Two great white sharks swimming in the ocean spied survivors of a sunken ship. "Follow me son" the father shark said to the son shark and they swam to the mass of people. "First we swim around them a few times with just the tip of our fins showing." And they did. "Well done, son! Now we swim around them a few times with all of our fins showing." And they did. "Now we eat everybody." And they did.

When they were both gorged, the son asked, "Dad, why didn't we just eat them all at first? Why did we swim around and around them?"

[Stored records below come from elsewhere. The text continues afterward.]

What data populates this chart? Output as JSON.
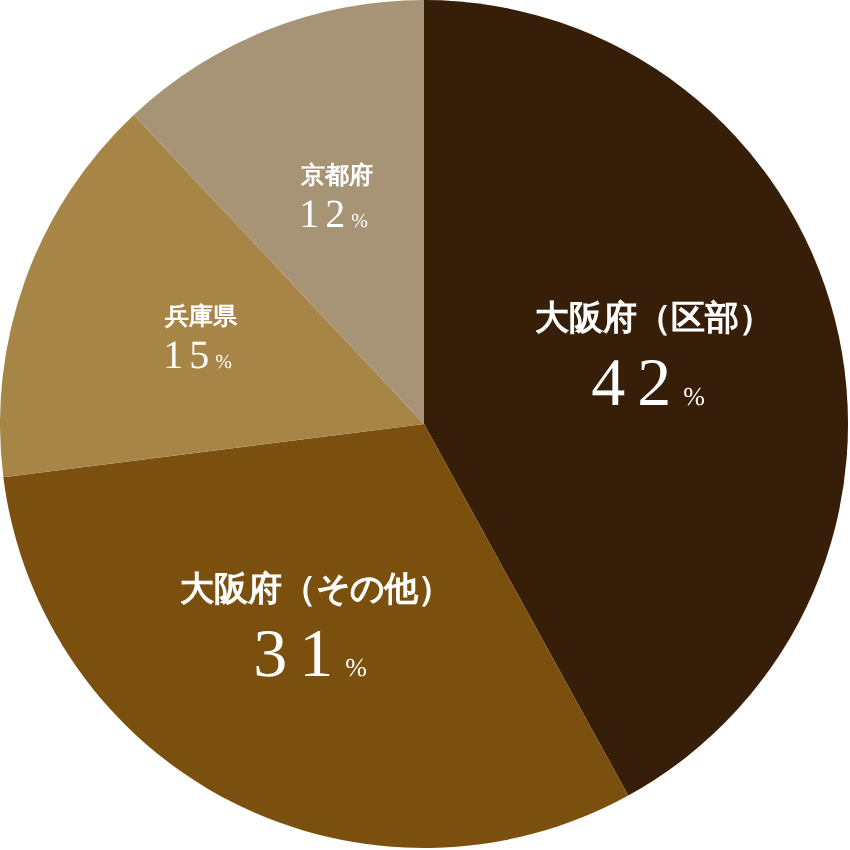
{
  "chart_data": {
    "type": "pie",
    "categories": [
      "大阪府（区部）",
      "大阪府（その他）",
      "兵庫県",
      "京都府"
    ],
    "values": [
      42,
      31,
      15,
      12
    ],
    "value_labels": [
      "42%",
      "31%",
      "15%",
      "12%"
    ],
    "colors": [
      "#361e08",
      "#7b500f",
      "#a78547",
      "#a79375"
    ],
    "legend": false
  }
}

His wise father replied, "Because they taste better without the s*** inside!"


----------



## Charlie (Dec 15, 2006)

:lol: :lol: :lol:


----------



## davelincs (Jan 1, 2010)

:lol: :lol:


----------



## YELLOW_TT (Feb 25, 2004)

:lol: :lol:


----------



## Diveratt (Aug 31, 2009)

Not 100% sure I should have found this funny I'm off to the Read Sea next week on a Shark Project Diving holiday 





Not my vid but this what I am hoping for


----------



## mon&amp;stu (Feb 5, 2011)

very very funny love it! :lol:  :lol:


----------



## T3RBO (Dec 9, 2003)

:lol:


----------



## Jansen (Oct 8, 2009)

:lol: :lol: :lol:


----------